Surface effects on domain switching of a ferroelectric thin film under local mechanical load: A phase-field investigation

Abstract

Flexoelectricity arises from electromechanical coupling of a strain gradient and electrical polarization, which makes mechanical manipulation of ferroelectric domains possible in a ferroelectric. However, surface effects in ferroelectric ultrathin films, even at nanoscale thicknesses, cannot be ignored. In this paper, a phase-field approach that incorporates flexoelectricity and surface effects into the free energy was extended to evaluate domain switching of ferroelectric polarization in a ferroelectric thin film under local mechanical loads. The model predicted that microscopic 180° domains were formed near where the load was applied to the film surface during switching of ferroelectric polarizations.

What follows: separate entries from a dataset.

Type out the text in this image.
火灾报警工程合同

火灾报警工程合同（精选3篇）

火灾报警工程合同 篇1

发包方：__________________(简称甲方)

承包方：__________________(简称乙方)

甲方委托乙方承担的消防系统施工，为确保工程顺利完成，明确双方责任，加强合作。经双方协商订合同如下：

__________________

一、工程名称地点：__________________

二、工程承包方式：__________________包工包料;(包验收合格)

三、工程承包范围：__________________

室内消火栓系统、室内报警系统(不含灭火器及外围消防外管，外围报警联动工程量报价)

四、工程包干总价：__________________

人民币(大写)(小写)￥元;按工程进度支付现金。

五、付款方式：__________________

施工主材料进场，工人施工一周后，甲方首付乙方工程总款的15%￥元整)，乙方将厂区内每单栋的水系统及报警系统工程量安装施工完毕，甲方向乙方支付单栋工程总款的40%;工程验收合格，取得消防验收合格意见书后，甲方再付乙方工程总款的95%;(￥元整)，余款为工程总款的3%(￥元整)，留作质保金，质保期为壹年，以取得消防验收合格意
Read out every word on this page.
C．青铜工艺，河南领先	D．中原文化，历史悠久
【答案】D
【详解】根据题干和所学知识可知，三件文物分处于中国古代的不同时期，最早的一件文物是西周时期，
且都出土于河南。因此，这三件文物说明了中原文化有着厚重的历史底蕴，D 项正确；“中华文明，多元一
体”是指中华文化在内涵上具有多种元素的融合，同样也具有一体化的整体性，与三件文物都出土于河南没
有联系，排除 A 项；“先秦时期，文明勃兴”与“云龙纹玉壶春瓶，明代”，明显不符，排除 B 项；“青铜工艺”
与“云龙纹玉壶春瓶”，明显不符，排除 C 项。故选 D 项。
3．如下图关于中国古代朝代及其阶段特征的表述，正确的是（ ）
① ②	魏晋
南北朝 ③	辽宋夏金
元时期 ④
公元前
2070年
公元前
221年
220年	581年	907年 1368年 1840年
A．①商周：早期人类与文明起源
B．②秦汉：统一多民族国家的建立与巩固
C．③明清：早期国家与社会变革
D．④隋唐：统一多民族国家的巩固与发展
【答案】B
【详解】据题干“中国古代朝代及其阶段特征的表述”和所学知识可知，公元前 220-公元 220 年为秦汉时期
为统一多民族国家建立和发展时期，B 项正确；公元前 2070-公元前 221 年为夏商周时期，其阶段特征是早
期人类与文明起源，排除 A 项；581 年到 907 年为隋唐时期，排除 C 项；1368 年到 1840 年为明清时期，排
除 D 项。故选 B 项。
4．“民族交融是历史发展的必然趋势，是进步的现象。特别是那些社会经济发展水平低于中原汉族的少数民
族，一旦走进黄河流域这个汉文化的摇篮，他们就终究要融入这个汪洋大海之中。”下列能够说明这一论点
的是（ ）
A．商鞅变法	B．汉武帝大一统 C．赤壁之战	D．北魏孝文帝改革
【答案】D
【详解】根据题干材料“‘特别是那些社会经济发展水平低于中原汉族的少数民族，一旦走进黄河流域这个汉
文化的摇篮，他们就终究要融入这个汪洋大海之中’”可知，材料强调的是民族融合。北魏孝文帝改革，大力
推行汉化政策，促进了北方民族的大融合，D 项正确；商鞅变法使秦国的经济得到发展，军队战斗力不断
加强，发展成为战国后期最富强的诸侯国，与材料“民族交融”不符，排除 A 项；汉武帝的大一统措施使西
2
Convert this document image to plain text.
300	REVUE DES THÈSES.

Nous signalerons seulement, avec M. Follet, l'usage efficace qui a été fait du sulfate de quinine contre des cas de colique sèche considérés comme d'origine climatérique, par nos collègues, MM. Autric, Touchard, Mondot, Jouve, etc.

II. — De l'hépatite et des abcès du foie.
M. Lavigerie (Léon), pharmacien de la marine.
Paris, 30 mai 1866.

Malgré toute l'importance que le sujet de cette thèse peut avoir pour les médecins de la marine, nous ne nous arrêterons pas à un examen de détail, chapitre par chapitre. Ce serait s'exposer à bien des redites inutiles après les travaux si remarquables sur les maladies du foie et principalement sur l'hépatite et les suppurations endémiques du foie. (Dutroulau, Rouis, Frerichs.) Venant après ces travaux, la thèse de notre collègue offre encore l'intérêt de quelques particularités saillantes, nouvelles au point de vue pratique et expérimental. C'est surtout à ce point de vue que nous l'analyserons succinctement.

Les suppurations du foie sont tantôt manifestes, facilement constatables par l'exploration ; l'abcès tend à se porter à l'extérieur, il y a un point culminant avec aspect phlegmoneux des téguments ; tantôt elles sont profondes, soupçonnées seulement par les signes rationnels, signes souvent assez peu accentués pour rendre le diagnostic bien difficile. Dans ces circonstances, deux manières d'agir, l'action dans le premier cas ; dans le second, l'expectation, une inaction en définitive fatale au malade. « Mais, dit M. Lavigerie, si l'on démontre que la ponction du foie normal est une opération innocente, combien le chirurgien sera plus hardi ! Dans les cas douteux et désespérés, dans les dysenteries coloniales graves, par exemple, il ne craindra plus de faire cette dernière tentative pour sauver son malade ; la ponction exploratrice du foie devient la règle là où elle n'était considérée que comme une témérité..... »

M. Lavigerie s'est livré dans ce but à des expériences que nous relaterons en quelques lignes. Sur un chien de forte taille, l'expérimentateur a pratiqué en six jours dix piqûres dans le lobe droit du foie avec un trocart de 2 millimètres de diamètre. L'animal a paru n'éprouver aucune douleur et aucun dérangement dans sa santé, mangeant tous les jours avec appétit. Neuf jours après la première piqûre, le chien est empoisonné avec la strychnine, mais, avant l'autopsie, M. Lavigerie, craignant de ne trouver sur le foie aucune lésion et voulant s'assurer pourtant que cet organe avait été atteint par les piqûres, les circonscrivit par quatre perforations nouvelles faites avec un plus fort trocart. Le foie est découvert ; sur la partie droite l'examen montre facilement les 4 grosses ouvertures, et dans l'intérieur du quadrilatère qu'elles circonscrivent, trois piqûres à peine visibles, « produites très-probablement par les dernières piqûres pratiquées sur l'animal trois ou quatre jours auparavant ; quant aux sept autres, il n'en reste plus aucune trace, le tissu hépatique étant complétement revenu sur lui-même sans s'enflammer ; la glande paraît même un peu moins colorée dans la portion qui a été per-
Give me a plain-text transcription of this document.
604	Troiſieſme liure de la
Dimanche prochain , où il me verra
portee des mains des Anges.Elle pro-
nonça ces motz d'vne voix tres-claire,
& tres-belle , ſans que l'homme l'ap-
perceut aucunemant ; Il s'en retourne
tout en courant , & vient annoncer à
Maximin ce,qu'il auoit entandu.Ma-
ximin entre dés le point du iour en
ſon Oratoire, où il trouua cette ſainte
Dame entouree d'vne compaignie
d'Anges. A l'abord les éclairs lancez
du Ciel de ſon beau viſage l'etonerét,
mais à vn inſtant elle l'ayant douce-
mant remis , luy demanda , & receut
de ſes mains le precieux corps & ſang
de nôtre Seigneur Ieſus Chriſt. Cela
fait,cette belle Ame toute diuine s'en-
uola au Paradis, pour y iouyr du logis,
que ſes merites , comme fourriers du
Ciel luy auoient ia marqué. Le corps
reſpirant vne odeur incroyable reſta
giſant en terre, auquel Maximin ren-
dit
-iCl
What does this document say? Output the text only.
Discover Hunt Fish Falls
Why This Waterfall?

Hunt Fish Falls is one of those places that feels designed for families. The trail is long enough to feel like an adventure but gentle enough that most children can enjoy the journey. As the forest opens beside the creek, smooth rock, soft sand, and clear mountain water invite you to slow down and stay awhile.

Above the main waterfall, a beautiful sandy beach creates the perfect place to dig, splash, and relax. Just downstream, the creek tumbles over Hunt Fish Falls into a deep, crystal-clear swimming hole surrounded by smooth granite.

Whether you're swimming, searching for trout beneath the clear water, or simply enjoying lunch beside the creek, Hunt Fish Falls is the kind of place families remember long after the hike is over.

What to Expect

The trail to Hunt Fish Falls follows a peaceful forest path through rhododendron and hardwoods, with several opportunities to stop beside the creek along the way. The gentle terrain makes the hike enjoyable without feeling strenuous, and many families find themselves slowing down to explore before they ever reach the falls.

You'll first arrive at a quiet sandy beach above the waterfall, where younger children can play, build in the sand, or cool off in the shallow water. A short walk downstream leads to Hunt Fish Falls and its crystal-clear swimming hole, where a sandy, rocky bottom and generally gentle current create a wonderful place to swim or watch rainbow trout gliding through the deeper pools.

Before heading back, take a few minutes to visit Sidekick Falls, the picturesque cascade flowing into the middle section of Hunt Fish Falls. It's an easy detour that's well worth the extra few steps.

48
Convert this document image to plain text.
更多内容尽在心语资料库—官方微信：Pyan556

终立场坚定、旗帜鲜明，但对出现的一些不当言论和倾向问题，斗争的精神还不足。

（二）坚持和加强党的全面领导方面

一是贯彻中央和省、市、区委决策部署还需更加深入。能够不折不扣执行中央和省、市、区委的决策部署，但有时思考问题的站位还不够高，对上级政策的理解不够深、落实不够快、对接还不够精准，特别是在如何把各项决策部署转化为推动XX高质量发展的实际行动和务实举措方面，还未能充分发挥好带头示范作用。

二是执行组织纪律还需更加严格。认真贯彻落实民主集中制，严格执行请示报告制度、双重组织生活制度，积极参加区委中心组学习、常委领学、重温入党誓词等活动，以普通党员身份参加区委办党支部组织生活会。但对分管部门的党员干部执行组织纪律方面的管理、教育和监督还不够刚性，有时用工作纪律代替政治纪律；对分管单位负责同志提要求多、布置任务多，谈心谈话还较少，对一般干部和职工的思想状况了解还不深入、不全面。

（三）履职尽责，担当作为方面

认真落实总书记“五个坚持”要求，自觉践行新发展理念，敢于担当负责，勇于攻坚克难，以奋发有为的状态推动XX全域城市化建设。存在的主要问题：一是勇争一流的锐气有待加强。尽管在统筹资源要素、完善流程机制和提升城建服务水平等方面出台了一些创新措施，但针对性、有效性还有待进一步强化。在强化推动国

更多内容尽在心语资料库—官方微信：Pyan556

The reversal of micro-domains within the region of ferroelectric polarization was reduced over time, and it even disappeared when a final stable state was reached. The mechanism of 180° domain formation was studied by examining surface displacement and related strain gradients and flexoelectric fields. Switching of ferroelectric domains driven by mechanical loads revealed a size-dependent characteristic that becomes more apparent as the thin film thickness or the length of the load area decreases. Surface effects significantly alter the polarization field, and a narrower local load can suppress mechanical switching of ferroelectric polarization.